Apa yang dialami tubuhku saat ini malah sering dialami olah rakyat miskin yang kebetulan kedapatan mencuri ayam di negeri sebelah, atau memungut kelapa jatuh yang kebetulan dilihatnya dan disangka ia mencuri, atau perkara-perkara ringan lainnya. Mereka akan dihukum, dipenjara di sel yang lembab, berdesakan dengan sesama orang miskin lainnya.
Dan lucunya, di negeriku yang antah berantah ini, perlakuan seperti koruptor di negeri sebelah malah sering dialami oleh para pencuri ayam, pencopet, dan kejahatan-kejahatan ringan lainnya. Mereka akan diberikan kemudahan dan keleluasaan oleh pihak yang berwenang karena dianggap melakukan kejahatan ringan, dan merekapun akan senang.
Aku menerawang melihat tubuhku yang masih menjadi santapan para gerombolan itu, seandainya tubuhku tidak berada di negeri ini dan berada di negeri sebelah, sudah barang tentu tubuhku tidak akan mengalami hal menjijikan seperti ini, karena ia koruptor seorang dewa di negeri sebelah.
“Bakar…Bakar…!!!”
Lamunanku buyar, mendengar teriakan para gerombolan itu. Tidak mungkin, mereka akan membakar tubuhku. Aku ketakutan, sangat ketakutan tak sadar aku menitikkan air mata merasakan tusukan-tusukan kesedihan di hati tubuhku yang sekarang menjadi bangkai bernyawa yang siap dibakar oleh  gerombolan yang kelaparan.

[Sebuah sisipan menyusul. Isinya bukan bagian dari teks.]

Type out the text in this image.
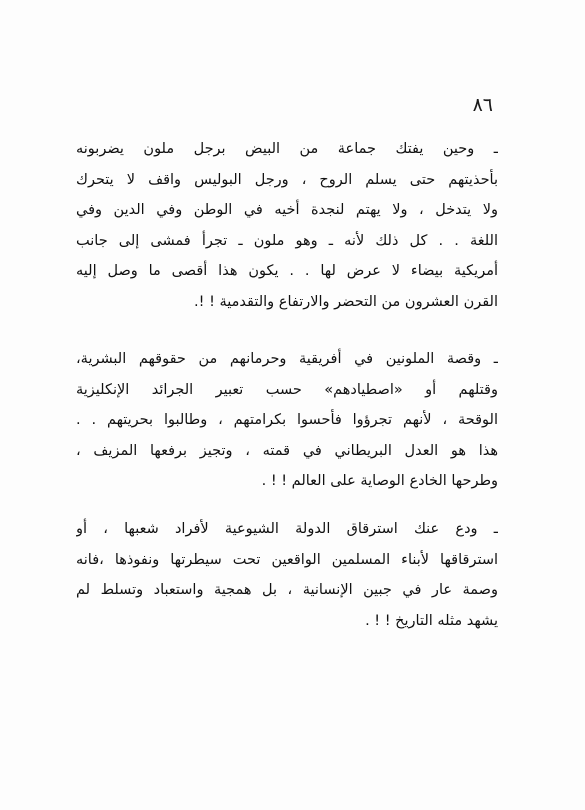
٨٦
ـ وحين يفتك جماعة من البيض برجل ملون يضربونه
بأحذيتهم حتى يسلم الروح ، ورجل البوليس واقف لا يتحرك
ولا يتدخل ، ولا يهتم لنجدة أخيه في الوطن وفي الدين وفي
اللغة . . كل ذلك لأنه ـ وهو ملون ـ تجرأ فمشى إلى جانب
أمريكية بيضاء لا عرض لها . . يكون هذا أقصى ما وصل إليه
القرن العشرون من التحضر والارتفاع والتقدمية ! !.
ـ وقصة الملونين في أفريقية وحرمانهم من حقوقهم البشرية،
وقتلهم أو «اصطيادهم» حسب تعبير الجرائد الإنكليزية
الوقحة ، لأنهم تجرؤوا فأحسوا بكرامتهم ، وطالبوا بحريتهم . .
هذا هو العدل البريطاني في قمته ، وتجيز برفعها المزيف ،
وطرحها الخادع الوصاية على العالم ! ! .
ـ ودع عنك استرقاق الدولة الشيوعية لأفراد شعبها ، أو
استرقاقها لأبناء المسلمين الواقعين تحت سيطرتها ونفوذها ،فانه
وصمة عار في جبين الإنسانية ، بل همجية واستعباد وتسلط لم
يشهد مثله التاريخ ! ! .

Tak berapa lama kemudian suara sirine mobil polisi memecah perhatian aku dan para gerombolan. Suara sirine itu semakin keras mendengung di telingaku, menghanyutkan aku kembali ke dimensi waktu ke depan, tempat di mana aku berada sebelumnya. Mataku tertutup, hening.
Benda tumpul menyundul-nyundul kepalaku yang perih, sentuhan itu membangkitkan rasa sakit dari luka dan lebam di sekujur badanku. Aku menggeliat. Aku melihat seorang sipir mengorek-ngorek kepalaku dengan tongkat pemukul, ditangannya juga tergantung sebuah speaker, mungkin itu asal suara sirine yang aku dengar. Ia melotot kepadaku, di ruangan temaram ini tinggal aku yang tersisa, orang-orang disebelahku sudah tidak ada.

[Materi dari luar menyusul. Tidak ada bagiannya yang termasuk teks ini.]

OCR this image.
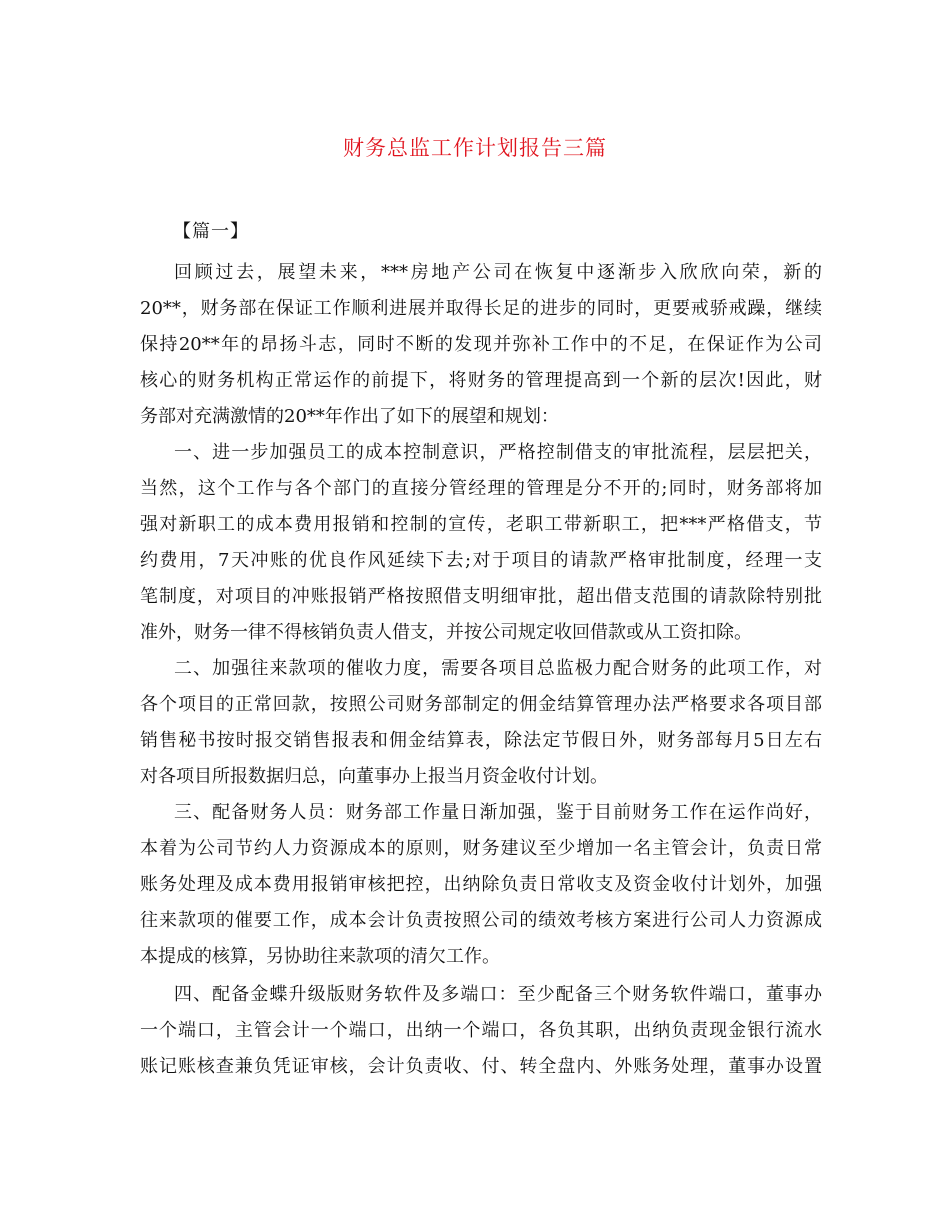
财务总监工作计划报告三篇
【篇一】
回顾过去，展望未来，***房地产公司在恢复中逐渐步入欣欣向荣，新的
20**，财务部在保证工作顺利进展并取得长足的进步的同时，更要戒骄戒躁，继续
保持20**年的昂扬斗志，同时不断的发现并弥补工作中的不足，在保证作为公司
核心的财务机构正常运作的前提下，将财务的管理提高到一个新的层次!因此，财
务部对充满激情的20**年作出了如下的展望和规划：
一、进一步加强员工的成本控制意识，严格控制借支的审批流程，层层把关，
当然，这个工作与各个部门的直接分管经理的管理是分不开的;同时，财务部将加
强对新职工的成本费用报销和控制的宣传，老职工带新职工，把***严格借支，节
约费用，7天冲账的优良作风延续下去;对于项目的请款严格审批制度，经理一支
笔制度，对项目的冲账报销严格按照借支明细审批，超出借支范围的请款除特别批
准外，财务一律不得核销负责人借支，并按公司规定收回借款或从工资扣除。
二、加强往来款项的催收力度，需要各项目总监极力配合财务的此项工作，对
各个项目的正常回款，按照公司财务部制定的佣金结算管理办法严格要求各项目部
销售秘书按时报交销售报表和佣金结算表，除法定节假日外，财务部每月5日左右
对各项目所报数据归总，向董事办上报当月资金收付计划。
三、配备财务人员：财务部工作量日渐加强，鉴于目前财务工作在运作尚好，
本着为公司节约人力资源成本的原则，财务建议至少增加一名主管会计，负责日常
账务处理及成本费用报销审核把控，出纳除负责日常收支及资金收付计划外，加强
往来款项的催要工作，成本会计负责按照公司的绩效考核方案进行公司人力资源成
本提成的核算，另协助往来款项的清欠工作。
四、配备金蝶升级版财务软件及多端口：至少配备三个财务软件端口，董事办
一个端口，主管会计一个端口，出纳一个端口，各负其职，出纳负责现金银行流水
账记账核查兼负凭证审核，会计负责收、付、转全盘内、外账务处理，董事办设置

“Cepat bangun !” hardik sipir itu kepadaku.
“ehh…” aku hanya bisa mendesah.
“Dasar maling, enak sekali kau malas-malasan. Kau hanya bisa maling ayam saja ya!” teriaknya.
Suaranya masuk ke telingaku, turun ke jantung menghentikan seketika jantungku yang sedang memompa darah. Aku tercekat, diam.
Di sela-sela jeruji besi aku melihat benda yang tak asing, tergantung di tembok sebuah burung yang sedang mengepakkan sayapnya lebar-lebar, di dadanya ada perisai dengan lima lambang berbeda. Ia tampak kaku dan angkuh. Aku tersadar, aku berada di negeri sebelah.